Raziel (The Fallen #1) – Not bad, but it could be better
So my quest to find a fulfilling adult angel series continues, which heavily factored into my decision to read Raziel, Book 1 of The Fallen series. Allie Watson, a modern working woman in the city, bumps into a handsome stranger during her morning commute. All is well until she steps off a curb…into the path of a bus. She next finds herself in a different land and confronted once again by this stranger.
It turns out he is Raziel, a Fallen angel who guides the souls of the newly deceased to heaven or hell as ordered by the supreme being, Uriel. But once it comes to Allie, everything goes according to plan until the gates of hell surprisingly open for her and Raziel instinctually pulls her back, though he doesn’t really understand why. Lost with nowhere to really take her, he brings her to his home in Sheol, a land for other Fallen angels and their mates. It may not be safe for her there either as the other angels blame her for the inevitable consequences that will befall them for Raziel’s disobedience. They must fend off Nephilim, demonic monsters from hell that are working to break down the gates of Sheol and wreak havoc. And day by day Allie proves herself to be less ordinary as she breaks down the barriers of Raziel’s heart, much to his chagrin.
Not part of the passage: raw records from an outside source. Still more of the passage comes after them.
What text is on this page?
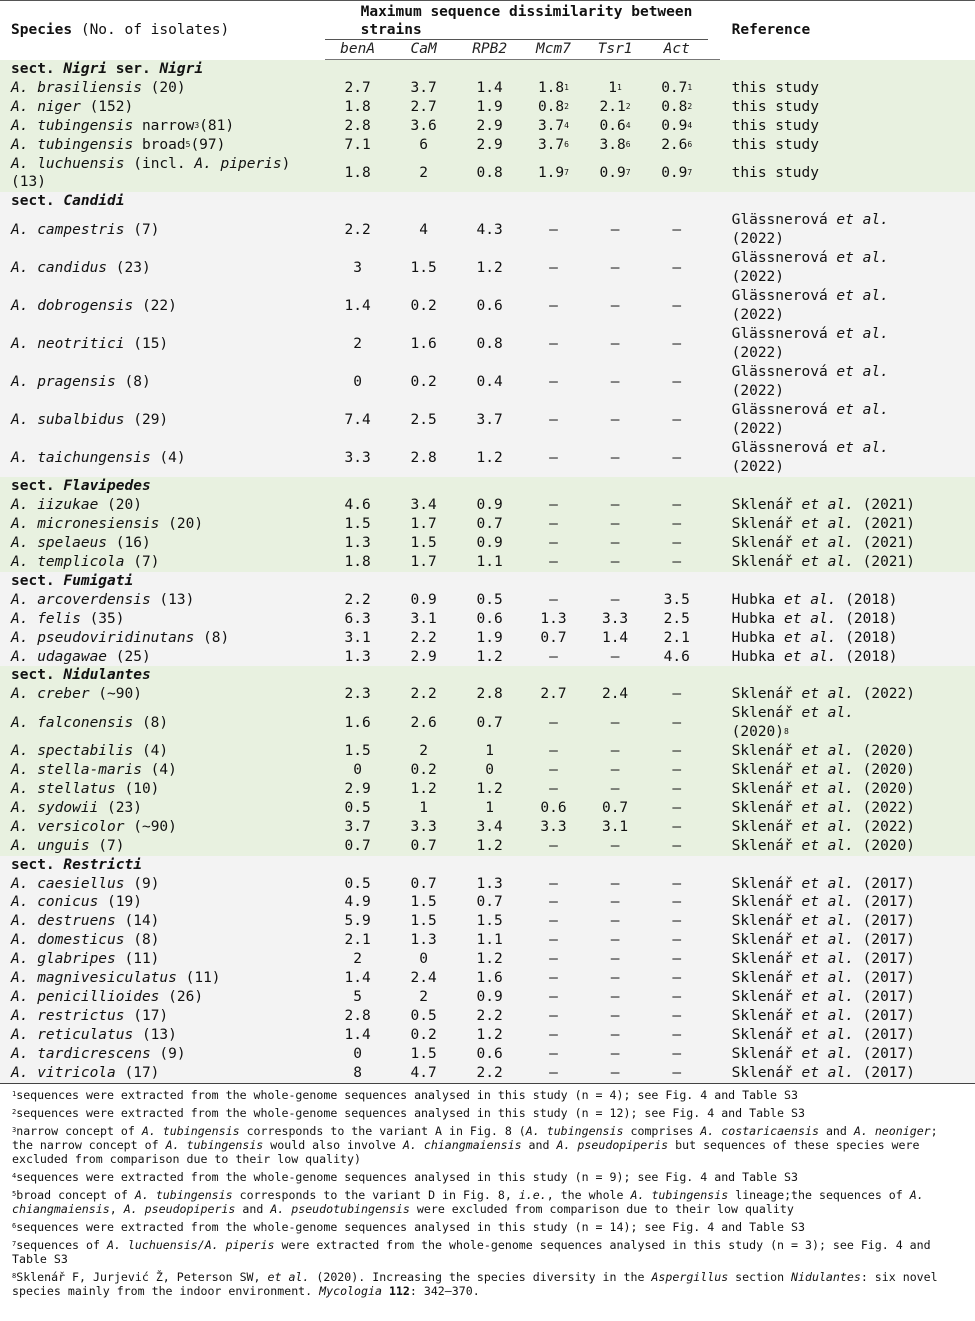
Species (No. of isolates)	Maximum sequence dissimilarity between
strains							Reference
	benA	CaM	RPB2	Mcm7	Tsr1	Act		
sect. Nigri ser. Nigri								
A. brasiliensis (20)	2.7	3.7	1.4	$1.8^1$	$1^1$	$0.7^1$		this study
A. niger (152)	1.8	2.7	1.9	$0.8^2$	$2.1^2$	$0.8^2$		this study
A. tubingensis narrow$^3$(81)	2.8	3.6	2.9	$3.7^4$	$0.6^4$	$0.9^4$		this study
A. tubingensis broad$^5$(97)	7.1	6	2.9	$3.7^6$	$3.8^6$	$2.6^6$		this study
A. luchuensis (incl. A. piperis) (13)	1.8	2	0.8	$1.9^7$	$0.9^7$	$0.9^7$		this study
sect. Candidi								
A. campestris (7)	2.2	4	4.3	–	–	–		Glässnerová et al.
(2022)
A. candidus (23)	3	1.5	1.2	–	–	–		Glässnerová et al.
(2022)
A. dobrogensis (22)	1.4	0.2	0.6	–	–	–		Glässnerová et al.
(2022)
A. neotritici (15)	2	1.6	0.8	–	–	–		Glässnerová et al.
(2022)
A. pragensis (8)	0	0.2	0.4	–	–	–		Glässnerová et al.
(2022)
A. subalbidus (29)	7.4	2.5	3.7	–	–	–		Glässnerová et al.
(2022)
A. taichungensis (4)	3.3	2.8	1.2	–	–	–		Glässnerová et al.
(2022)
sect. Flavipedes								
A. iizukae (20)	4.6	3.4	0.9	–	–	–		Sklenář et al. (2021)
A. micronesiensis (20)	1.5	1.7	0.7	–	–	–		Sklenář et al. (2021)
A. spelaeus (16)	1.3	1.5	0.9	–	–	–		Sklenář et al. (2021)
A. templicola (7)	1.8	1.7	1.1	–	–	–		Sklenář et al. (2021)
sect. Fumigati								
A. arcoverdensis (13)	2.2	0.9	0.5	–	–	3.5		Hubka et al. (2018)
A. felis (35)	6.3	3.1	0.6	1.3	3.3	2.5		Hubka et al. (2018)
A. pseudoviridinutans (8)	3.1	2.2	1.9	0.7	1.4	2.1		Hubka et al. (2018)
A. udagawae (25)	1.3	2.9	1.2	–	–	4.6		Hubka et al. (2018)
sect. Nidulantes								
A. creber (~90)	2.3	2.2	2.8	2.7	2.4	–		Sklenář et al. (2022)
A. falconensis (8)	1.6	2.6	0.7	–	–	–		Sklenář et al.
$(2020)^8$
A. spectabilis (4)	1.5	2	1	–	–	–		Sklenář et al. (2020)
A. stella-maris (4)	0	0.2	0	–	–	–		Sklenář et al. (2020)
A. stellatus (10)	2.9	1.2	1.2	–	–	–		Sklenář et al. (2020)
A. sydowii (23)	0.5	1	1	0.6	0.7	–		Sklenář et al. (2022)
A. versicolor (~90)	3.7	3.3	3.4	3.3	3.1	–		Sklenář et al. (2022)
A. unguis (7)	0.7	0.7	1.2	–	–	–		Sklenář et al. (2020)
sect. Restricti								
A. caesiellus (9)	0.5	0.7	1.3	–	–	–		Sklenář et al. (2017)
A. conicus (19)	4.9	1.5	0.7	–	–	–		Sklenář et al. (2017)
A. destruens (14)	5.9	1.5	1.5	–	–	–		Sklenář et al. (2017)
A. domesticus (8)	2.1	1.3	1.1	–	–	–		Sklenář et al. (2017)
A. glabripes (11)	2	0	1.2	–	–	–		Sklenář et al. (2017)
A. magnivesiculatus (11)	1.4	2.4	1.6	–	–	–		Sklenář et al. (2017)
A. penicillioides (26)	5	2	0.9	–	–	–		Sklenář et al. (2017)
A. restrictus (17)	2.8	0.5	2.2	–	–	–		Sklenář et al. (2017)
A. reticulatus (13)	1.4	0.2	1.2	–	–	–		Sklenář et al. (2017)
A. tardicrescens (9)	0	1.5	0.6	–	–	–		Sklenář et al. (2017)
A. vitricola (17)	8	4.7	2.2	–	–	–		Sklenář et al. (2017)
$^1$sequences were extracted from the whole-genome sequences analysed in this study (n = 4); see Fig. 4 and Table S3
$^2$sequences were extracted from the whole-genome sequences analysed in this study (n = 12); see Fig. 4 and Table S3
$^3$narrow concept of A. tubingensis corresponds to the variant A in Fig. 8 (A. tubingensis comprises A. costaricaensis and A. neoniger; the narrow concept of A. tubingensis would also involve A. chiangmaiensis and A. pseudopiperis but sequences of these species were excluded from comparison due to their low quality)
$^4$sequences were extracted from the whole-genome sequences analysed in this study (n = 9); see Fig. 4 and Table S3
$^5$broad concept of A. tubingensis corresponds to the variant D in Fig. 8, i.e., the whole A. tubingensis lineage;the sequences of A. chiangmaiensis, A. pseudopiperis and A. pseudotubingensis were excluded from comparison due to their low quality
$^6$sequences were extracted from the whole-genome sequences analysed in this study (n = 14); see Fig. 4 and Table S3
$^7$sequences of A. luchuensis/A. piperis were extracted from the whole-genome sequences analysed in this study (n = 3); see Fig. 4 and Table S3
$^8$Sklenář F, Jurjević Ž, Peterson SW, et al. (2020). Increasing the species diversity in the Aspergillus section Nidulantes: six novel species mainly from the indoor environment. Mycologia 112: 342–370.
This was a short read, but it’s another book where not a lot ends up happening. I felt like it had a lot of potential with the world building, but they spend a lot of time merely discussing how Uriel and the Nephilim will be a problem. There was just too much talk and not enough action until the tail end.
The angels must drink blood in order to sustain themselves, but they consider themselves “bloodeaters” as opposed to “vampires” though Allie can’t really figure out the difference. I found this overlap amusing, if not convenient to subtly offer something that vampire fans might connect with if they aren’t strictly into angels.
Raziel and Allie have decent chemistry, though it isn’t smoldering and you shouldn’t expect much out of the starting gate. The relationship manages to build throughout the book fine enough though. We do see some focus shift to Raziel’s friend (a fellow angel) and his mate, Azazel and Sarah. That was certainly an interesting dynamic since the angels age much slower than their mates. Sarah looks like she could be Azazel’s mother, so there is some shock value there. Sarah and Allie develop a good rapport with one another and I enjoyed their fraternizing (or is it sororizing?) throughout the story.
So all in all, not a lot happens yet I’m still sort of interested in the world and where things can go next. It’s an ongoing series that does change the central character from book to book. It looks like Azazel is up next; hopefully that promises a better read. Considering the short length of these books, I actually feel pretty good about continuing on with this series since it’s not a huge investment of time.